Selular.ID – Asosiasi Fintech Pendanaan Bersama Indonesia (AFPI) yang menaungi sejumlah platform pinjaman online (pinjol) menyediakan portal pengaduan bagi masyarakat yang terdampak pinjol ilegal.
Hal tersebut diungkapkan Direktur Eksekutif AFPI, Yasmine Meylia Sembiring, di acara diskusi bertema “Penguatan Koordinasi Nasional dalam Penanganan Fraud dan Scam Digital”, Kamis (16/4/2026).
Dalam acara diskusi yang digagas ADIGSI ini mengundang IASC OJK, Badan Siber dan Sandi Negara (BSSN), Asosiasi Fintech Pendanaan Bersama Indonesia (AFPI), dan Asosiasi Fintech Indonesia (AFTECH).
Yasmine mengatakan pentingnya peran industri termasuk AFPI sebagai asosiasi Pindar untuk menempatkan pelindungan konsumen sebagai prioritas utama.
“AFPI juga mendorong pergeseran dari penanganan kasus ke pencegahan yang lebih proaktif dan terintegrasi,” ujar Yasmine.
Baca juga:
- 97 Pinjol Kena Denda Rp755 Miliar Karena Kasus Kartel Bunga
- Cara Mudah Cek NIK KTP Digunakan Untuk Pinjol Orang Lain
Dia juga menjelaskan melalui portal pengaduan AFPI, pihaknya menerima laporan terkait platform ilegal, yang selanjutnya mereka koordinasikan dengan Satgas PASTI untuk ditindaklanjuti.
“Ke depan, AFPI akan terus berperan aktif menjaga ekosistem digital yang sehat dan terpercaya,” sambungnya.
Chief of Public Affairs AdaKami, Karissa Sjawaldy juga menyampaikan fraud dan scam digital merupakan isu industri dan tanggung jawab bersama.
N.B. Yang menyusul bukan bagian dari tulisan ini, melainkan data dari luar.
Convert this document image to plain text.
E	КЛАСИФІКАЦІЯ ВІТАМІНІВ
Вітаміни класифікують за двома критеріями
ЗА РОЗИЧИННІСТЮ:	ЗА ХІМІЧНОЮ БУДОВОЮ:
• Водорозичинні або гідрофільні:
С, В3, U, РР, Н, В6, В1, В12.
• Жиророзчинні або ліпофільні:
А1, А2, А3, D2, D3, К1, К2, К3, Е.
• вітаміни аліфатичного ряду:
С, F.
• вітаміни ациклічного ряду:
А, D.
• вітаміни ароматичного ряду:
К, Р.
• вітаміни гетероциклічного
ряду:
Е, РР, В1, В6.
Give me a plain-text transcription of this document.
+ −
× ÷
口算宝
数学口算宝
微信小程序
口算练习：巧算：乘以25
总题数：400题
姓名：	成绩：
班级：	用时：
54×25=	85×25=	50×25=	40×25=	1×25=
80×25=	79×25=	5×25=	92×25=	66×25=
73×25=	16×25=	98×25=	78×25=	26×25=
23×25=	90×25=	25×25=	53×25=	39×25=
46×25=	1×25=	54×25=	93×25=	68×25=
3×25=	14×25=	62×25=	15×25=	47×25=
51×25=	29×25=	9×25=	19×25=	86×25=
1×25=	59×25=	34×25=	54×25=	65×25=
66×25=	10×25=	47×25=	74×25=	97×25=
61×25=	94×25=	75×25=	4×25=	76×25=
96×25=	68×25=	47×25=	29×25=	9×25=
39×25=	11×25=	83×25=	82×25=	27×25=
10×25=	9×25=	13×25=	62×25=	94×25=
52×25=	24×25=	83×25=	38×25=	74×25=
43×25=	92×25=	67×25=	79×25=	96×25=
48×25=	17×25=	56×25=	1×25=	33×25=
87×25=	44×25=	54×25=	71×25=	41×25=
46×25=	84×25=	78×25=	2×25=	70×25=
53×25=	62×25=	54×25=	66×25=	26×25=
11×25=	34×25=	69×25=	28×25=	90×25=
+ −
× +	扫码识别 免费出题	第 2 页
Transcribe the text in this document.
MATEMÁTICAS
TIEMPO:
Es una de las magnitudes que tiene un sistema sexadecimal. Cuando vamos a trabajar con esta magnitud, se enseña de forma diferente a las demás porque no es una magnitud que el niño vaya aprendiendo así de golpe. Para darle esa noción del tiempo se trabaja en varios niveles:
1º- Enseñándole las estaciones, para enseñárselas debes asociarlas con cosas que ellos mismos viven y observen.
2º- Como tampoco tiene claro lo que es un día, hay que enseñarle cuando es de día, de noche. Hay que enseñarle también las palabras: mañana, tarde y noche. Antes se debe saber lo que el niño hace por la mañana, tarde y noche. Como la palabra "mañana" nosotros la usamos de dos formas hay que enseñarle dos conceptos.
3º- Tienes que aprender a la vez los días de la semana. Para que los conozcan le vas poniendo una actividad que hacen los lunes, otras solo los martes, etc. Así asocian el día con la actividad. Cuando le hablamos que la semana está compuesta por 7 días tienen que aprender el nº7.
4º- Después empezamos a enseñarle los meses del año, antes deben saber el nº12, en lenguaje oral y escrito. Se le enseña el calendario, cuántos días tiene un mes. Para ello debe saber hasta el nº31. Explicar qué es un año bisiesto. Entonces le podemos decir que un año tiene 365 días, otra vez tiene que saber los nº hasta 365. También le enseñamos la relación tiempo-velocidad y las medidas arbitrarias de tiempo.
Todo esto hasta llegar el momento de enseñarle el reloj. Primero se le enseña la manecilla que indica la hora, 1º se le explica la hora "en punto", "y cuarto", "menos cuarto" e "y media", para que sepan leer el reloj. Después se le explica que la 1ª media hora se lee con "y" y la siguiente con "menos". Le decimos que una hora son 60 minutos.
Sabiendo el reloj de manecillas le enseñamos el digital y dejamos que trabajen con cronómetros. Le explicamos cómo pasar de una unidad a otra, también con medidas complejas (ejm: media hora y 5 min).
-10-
“AdaKami sebagai salah satu perusahaan pindar berkomitmen memperkuat pelindungan konsumen melalui pengembangan sistem keamanan berbasis teknologi dan edukasi berkelanjutan, agar pengguna terlindungi dari berbagai modus sekaligus meningkatkan kepercayaan terhadap layanan digital,” jelasnya.
“Kami juga menyadari bahwa upaya ini tidak dapat dilakukan sendiri. Karena itu, AdaKami terus bersinergi dengan regulator, asosiasi, dan mitra strategis untuk memperkuat ekosistem digital yang lebih aman, termasuk melalui partisipasi dalam forum ini,” lanjutnya.